The worst of the burned rafters had been pulled down, apart from one which wouldn’t break apart, and that they had left, assuming that if the weight of three men dangling from it wouldn’t move it, neither would some straw thatching. They’d swept and brushed the walls and floor until the stench of burning was all but gone, and meanwhile others had thrown poles up over the roof to create a ridge, to which they nailed long, thin planks. Before long, straw brought from Sir Odo’s storehouse had been thrown haphazardly on top, and today two of the men from the vill who were best at thatching came to finish the job, complaining all the while that the men should have waited for them to arrive.
‘It’d have been easier if those useless turds had laid the straw more carefully.’
‘Ah. If they had more than shit for brains, they’d be dangerous,’ his friend commented, chewing a straw.
Still, by the middle of the third day, the Tuesday, the house was almost renewed. There was a roof, and Robert had a palliasse laid out on a low, rough bed. His hearth was soon lighted, and for lunch he was able to set his pot over the fire and make his own pottage from the peas and leaves which Odo’s men had left for him.
‘Should be all right now,’ said Walter. He was a cadaverously thin man, one of Sir Odo’s older men-at-arms, who squatted beside the fire and held his gnarled hands to it appreciatively. ‘The roof is safe enough.’
‘What if they come back, though?’ Robert said. ‘Here I’m an easy target for them.’
Walter sniffed, his sunburned face the colour of old chestnut. His eyes were almost hidden beneath his thick brows, and he shot a look at Robert, then hawked and spat into the fire. ‘They’re not after you personally. Just the land. Anyway, I doubt whether they’ll be back here for a while.’

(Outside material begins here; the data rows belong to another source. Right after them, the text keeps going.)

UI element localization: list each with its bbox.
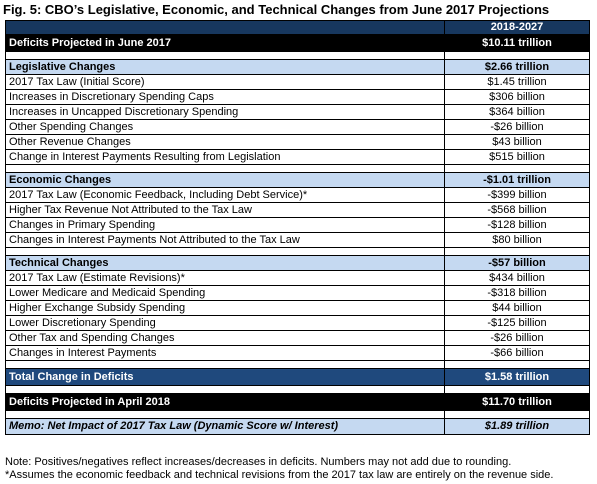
spacer-row — [5, 247, 590, 256]
row-label: 2017 Tax Law (Estimate Revisions)* — [5, 270, 445, 286]
deficits-june-row: Deficits Projected in June 2017 $10.11 t… — [5, 34, 590, 52]
row-label: Changes in Interest Payments — [5, 345, 445, 361]
row-label: Other Spending Changes — [5, 119, 445, 135]
row-value: -$125 billion — [444, 315, 590, 331]
table-row: Other Tax and Spending Changes -$26 billi… — [5, 330, 590, 346]
row-label: Increases in Uncapped Discretionary Spen… — [5, 104, 445, 120]
row-label: Higher Tax Revenue Not Attributed to the… — [5, 202, 445, 218]
column-header: 2018-2027 — [444, 20, 590, 35]
row-label: Other Revenue Changes — [5, 134, 445, 150]
section-label: Economic Changes — [5, 172, 445, 188]
table-row: Higher Exchange Subsidy Spending $44 bill… — [5, 300, 590, 316]
row-label: Changes in Interest Payments Not Attribu… — [5, 232, 445, 248]
row-label: Changes in Primary Spending — [5, 217, 445, 233]
memo-label: Memo: Net Impact of 2017 Tax Law (Dynami… — [5, 418, 445, 435]
spacer-row — [5, 385, 590, 394]
section-label: Technical Changes — [5, 255, 445, 271]
deficits-june-label: Deficits Projected in June 2017 — [5, 34, 445, 52]
row-value: $1.45 trillion — [444, 74, 590, 90]
table-row: 2017 Tax Law (Economic Feedback, Includi… — [5, 187, 590, 203]
row-value: $434 billion — [444, 270, 590, 286]
figure-title: Fig. 5: CBO’s Legislative, Economic, and… — [3, 2, 550, 17]
row-value: $80 billion — [444, 232, 590, 248]
row-label: Higher Exchange Subsidy Spending — [5, 300, 445, 316]
table-row: Lower Medicare and Medicaid Spending -$31… — [5, 285, 590, 301]
row-label: 2017 Tax Law (Economic Feedback, Includi… — [5, 187, 445, 203]
footnote-assumption: *Assumes the economic feedback and techn… — [5, 469, 554, 481]
total-change-row: Total Change in Deficits $1.58 trillion — [5, 368, 590, 386]
deficits-june-value: $10.11 trillion — [444, 34, 590, 52]
deficits-april-row: Deficits Projected in April 2018 $11.70 … — [5, 393, 590, 411]
spacer-row — [5, 360, 590, 369]
table-row: Other Revenue Changes $43 billion — [5, 134, 590, 150]
deficits-april-label: Deficits Projected in April 2018 — [5, 393, 445, 411]
spacer-row — [5, 410, 590, 419]
table-row: Changes in Interest Payments Not Attribu… — [5, 232, 590, 248]
table-header-row: 2018-2027 — [5, 20, 590, 35]
section-total: -$57 billion — [444, 255, 590, 271]
row-label: Lower Discretionary Spending — [5, 315, 445, 331]
section-header-technical: Technical Changes -$57 billion — [5, 255, 590, 271]
row-value: $364 billion — [444, 104, 590, 120]
row-value: -$318 billion — [444, 285, 590, 301]
header-blank-cell — [5, 20, 445, 35]
row-value: $306 billion — [444, 89, 590, 105]
row-value: -$26 billion — [444, 119, 590, 135]
row-value: $43 billion — [444, 134, 590, 150]
row-value: -$26 billion — [444, 330, 590, 346]
deficit-changes-table: 2018-2027 Deficits Projected in June 201… — [5, 20, 590, 435]
table-row: Lower Discretionary Spending -$125 billio… — [5, 315, 590, 331]
spacer-row — [5, 164, 590, 173]
table-row: Increases in Discretionary Spending Caps… — [5, 89, 590, 105]
row-value: $515 billion — [444, 149, 590, 165]
row-value: -$66 billion — [444, 345, 590, 361]
row-label: Increases in Discretionary Spending Caps — [5, 89, 445, 105]
memo-row: Memo: Net Impact of 2017 Tax Law (Dynami… — [5, 418, 590, 435]
row-value: $44 billion — [444, 300, 590, 316]
memo-value: $1.89 trillion — [444, 418, 590, 435]
table-row: Higher Tax Revenue Not Attributed to the… — [5, 202, 590, 218]
total-change-value: $1.58 trillion — [444, 368, 590, 386]
table-row: Change in Interest Payments Resulting fr… — [5, 149, 590, 165]
section-header-legislative: Legislative Changes $2.66 trillion — [5, 59, 590, 75]
deficits-april-value: $11.70 trillion — [444, 393, 590, 411]
table-row: 2017 Tax Law (Estimate Revisions)* $434 b… — [5, 270, 590, 286]
footnote-rounding: Note: Positives/negatives reflect increa… — [5, 456, 512, 468]
table-row: Other Spending Changes -$26 billion — [5, 119, 590, 135]
section-total: $2.66 trillion — [444, 59, 590, 75]
row-value: -$128 billion — [444, 217, 590, 233]
row-label: Change in Interest Payments Resulting fr… — [5, 149, 445, 165]
row-label: 2017 Tax Law (Initial Score) — [5, 74, 445, 90]
row-value: -$568 billion — [444, 202, 590, 218]
section-total: -$1.01 trillion — [444, 172, 590, 188]
row-label: Lower Medicare and Medicaid Spending — [5, 285, 445, 301]
table-row: Changes in Primary Spending -$128 billion — [5, 217, 590, 233]
table-row: Changes in Interest Payments -$66 billion — [5, 345, 590, 361]
section-header-economic: Economic Changes -$1.01 trillion — [5, 172, 590, 188]
section-label: Legislative Changes — [5, 59, 445, 75]
spacer-row — [5, 51, 590, 60]
table-row: Increases in Uncapped Discretionary Spen… — [5, 104, 590, 120]
row-value: -$399 billion — [444, 187, 590, 203]
total-change-label: Total Change in Deficits — [5, 368, 445, 386]
table-row: 2017 Tax Law (Initial Score) $1.45 trilli… — [5, 74, 590, 90]
row-label: Other Tax and Spending Changes — [5, 330, 445, 346]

‘Why? How can you be so sure?’
‘They’ve left a message. They wanted Sir Odo to know they want this land, and they’ll gradually try to increase the pressure on him to give it up and leave all the land this side of the river to them.’
‘So they could return at any time?’ Robert squeaked.

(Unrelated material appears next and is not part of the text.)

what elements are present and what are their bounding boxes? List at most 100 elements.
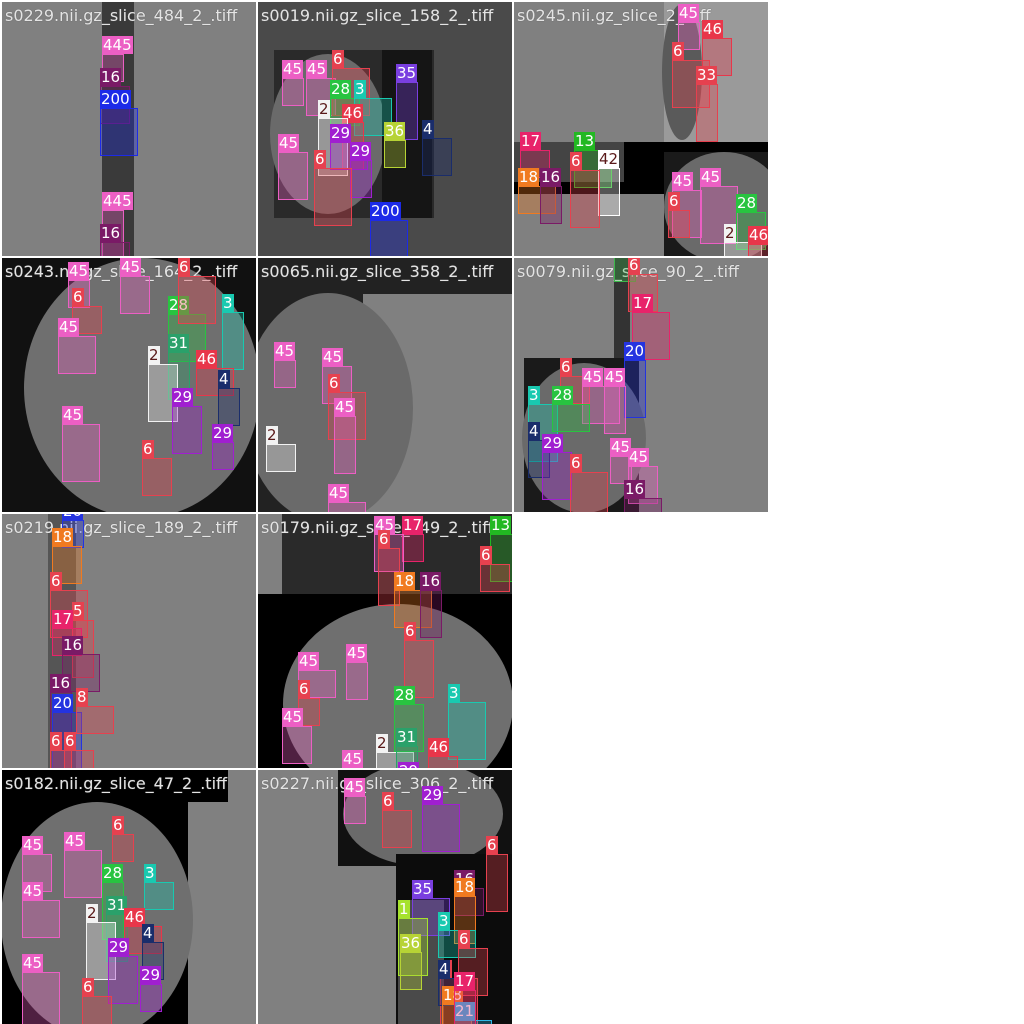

‘No. Now they’ve sent the warning, they’ll start to use the courts. This was just to stop anyone arguing and making the lawyers’ fees too high. That’s all.’
‘But Sir Odo can’t give up the land — it’s not his. What then?’

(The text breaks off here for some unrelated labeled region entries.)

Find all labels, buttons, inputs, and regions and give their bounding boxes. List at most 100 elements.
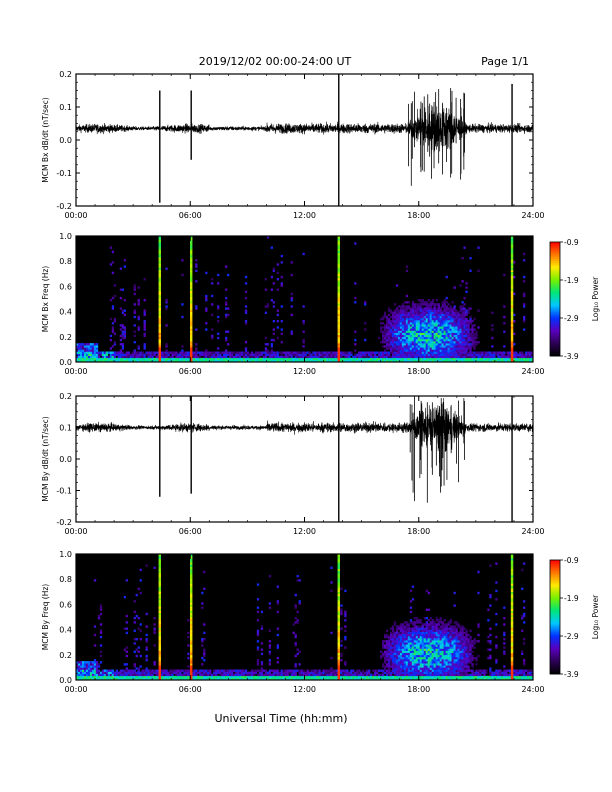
heatmap-cell [205,357,208,361]
heatmap-cell [393,336,397,340]
heatmap-cell [284,353,287,356]
heatmap-cell [469,355,472,359]
heatmap-cell [411,347,415,350]
heatmap-cell [425,642,428,645]
heatmap-cell [193,351,196,354]
heatmap-cell [232,673,236,677]
broadband-line-cell [190,273,193,277]
heatmap-cell [427,623,430,626]
heatmap-cell [85,357,89,361]
heatmap-cell [389,673,393,677]
heatmap-cell [397,667,401,670]
heatmap-cell [433,621,436,624]
heatmap-cell [431,663,434,666]
heatmap-cell [195,671,198,674]
heatmap-cell [256,659,260,662]
heatmap-cell [145,625,148,628]
heatmap-cell [85,345,89,348]
heatmap-cell [425,303,428,306]
heatmap-cell [109,347,113,350]
heatmap-cell [352,677,355,681]
heatmap-cell [133,288,136,291]
heatmap-cell [131,675,134,679]
heatmap-cell [99,629,103,632]
heatmap-cell [195,265,198,268]
heatmap-cell [443,301,446,304]
heatmap-cell [336,669,339,672]
heatmap-cell [385,673,389,677]
heatmap-cell [298,357,301,361]
heatmap-cell [451,330,454,333]
heatmap-cell [391,646,395,649]
heatmap-cell [344,357,347,361]
heatmap-cell [415,309,419,312]
heatmap-cell [330,351,333,354]
heatmap-cell [429,640,432,643]
heatmap-cell [123,671,126,674]
heatmap-cell [407,625,411,628]
heatmap-cell [471,345,474,348]
heatmap-cell [445,353,448,356]
heatmap-cell [473,355,476,359]
heatmap-cell [236,353,240,356]
heatmap-cell [399,642,403,645]
heatmap-cell [405,623,409,626]
heatmap-cell [113,671,117,674]
heatmap-cell [435,646,438,649]
heatmap-cell [447,343,450,346]
heatmap-cell [352,675,355,679]
heatmap-cell [471,343,474,346]
heatmap-cell [527,355,530,359]
heatmap-cell [276,359,279,363]
heatmap-cell [399,305,403,308]
heatmap-cell [431,654,434,658]
heatmap-cell [205,671,208,674]
heatmap-cell [381,334,385,338]
heatmap-cell [455,343,458,346]
heatmap-cell [421,650,425,653]
heatmap-cell [461,336,464,340]
heatmap-cell [85,667,89,670]
heatmap-cell [225,357,228,361]
heatmap-cell [173,669,176,672]
heatmap-cell [425,305,428,308]
heatmap-cell [457,322,460,325]
heatmap-cell [463,313,466,317]
heatmap-cell [459,353,462,356]
heatmap-cell [139,671,142,674]
heatmap-cell [151,355,154,359]
heatmap-cell [385,675,389,679]
heatmap-cell [433,650,436,653]
heatmap-cell [457,326,460,329]
heatmap-cell [393,341,397,344]
heatmap-cell [429,665,432,668]
heatmap-cell [471,359,474,363]
heatmap-cell [93,667,97,670]
heatmap-cell [441,341,444,344]
heatmap-cell [407,353,411,356]
heatmap-cell [423,322,427,325]
heatmap-cell [407,646,411,649]
heatmap-cell [397,652,401,656]
heatmap-cell [465,351,468,354]
heatmap-cell [465,343,468,346]
heatmap-cell [427,652,430,656]
heatmap-cell [85,675,89,679]
heatmap-cell [195,351,198,354]
heatmap-cell [411,309,415,312]
heatmap-cell [419,642,423,645]
heatmap-cell [435,349,438,352]
heatmap-cell [358,359,361,363]
heatmap-cell [423,663,427,666]
heatmap-cell [427,629,430,632]
broadband-line-cell [190,294,193,298]
heatmap-cell [153,353,156,356]
heatmap-cell [223,355,226,359]
broadband-line-cell [158,280,161,283]
heatmap-cell [129,673,132,677]
heatmap-cell [435,347,438,350]
heatmap-cell [457,320,460,323]
heatmap-cell [431,659,434,662]
heatmap-cell [407,343,411,346]
heatmap-cell [346,671,349,674]
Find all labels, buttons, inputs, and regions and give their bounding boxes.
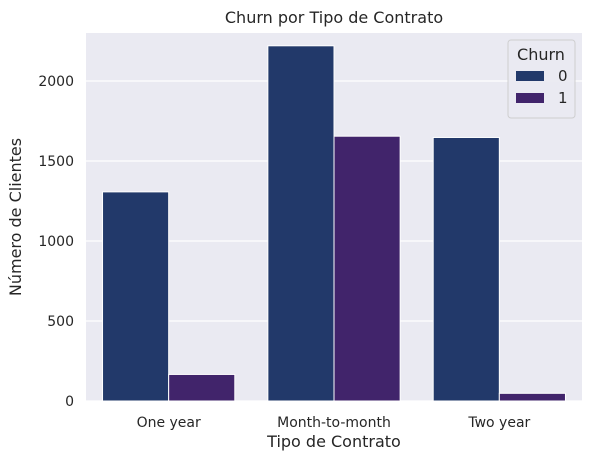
y-tick-label: 1000 — [38, 234, 74, 250]
y-tick-labels: 0 500 1000 1500 2000 — [38, 74, 74, 410]
x-tick-label: One year — [137, 415, 201, 431]
x-tick-label: Month-to-month — [277, 415, 391, 431]
bars — [102, 45, 566, 402]
x-tick-label: Two year — [467, 415, 530, 431]
legend-swatch — [516, 93, 544, 103]
y-tick-label: 2000 — [38, 74, 74, 90]
y-axis-label: Número de Clientes — [6, 138, 25, 296]
bar — [102, 191, 170, 402]
legend-label: 1 — [558, 89, 568, 107]
legend-label: 0 — [558, 67, 568, 85]
legend-items: 01 — [516, 67, 568, 107]
y-tick-label: 0 — [65, 394, 74, 410]
y-tick-label: 500 — [47, 314, 74, 330]
legend-swatch — [516, 71, 544, 81]
bar — [432, 136, 500, 402]
y-tick-label: 1500 — [38, 154, 74, 170]
chart-title: Churn por Tipo de Contrato — [225, 8, 443, 27]
bar — [333, 135, 401, 402]
x-tick-labels: One year Month-to-month Two year — [137, 415, 531, 431]
bar — [168, 373, 236, 402]
legend: Churn 01 — [507, 39, 576, 119]
x-axis-label: Tipo de Contrato — [266, 432, 401, 451]
legend-title: Churn — [517, 45, 565, 64]
bar — [498, 392, 566, 402]
bar — [267, 45, 335, 402]
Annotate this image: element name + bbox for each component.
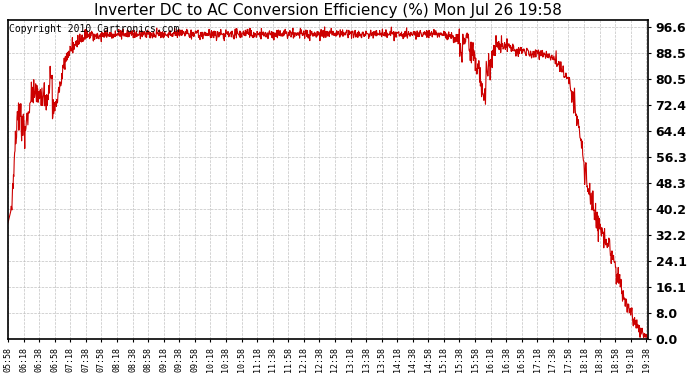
- Text: Copyright 2010 Cartronics.com: Copyright 2010 Cartronics.com: [9, 24, 179, 34]
- Title: Inverter DC to AC Conversion Efficiency (%) Mon Jul 26 19:58: Inverter DC to AC Conversion Efficiency …: [94, 3, 562, 18]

‘They may come back and threaten war, but you should be safe enough. Why’d they hurt you? You’re nothing to them. No, if they wanted to do some damage, fine, they’d come here and warn you off, then fire the house. Meanwhile they’d be doing all they could to force Sir Odo, and through him Sir John Sully, off this land. If they could, they’d get the rest of the manor too. They like land.’
‘How could an honourable knight behave like that, though?’ Robert demanded. ‘Surely Sir Geoffrey is a true knight?’
Walter gave him a look in which surprise and contempt were equally mixed. ‘Of course he is. And all he’s doing is what a true knight should: following his master’s bidding.’
Robert nodded. He knew nothing of the ways of fighting men. All he really knew was sheep and sheepdogs.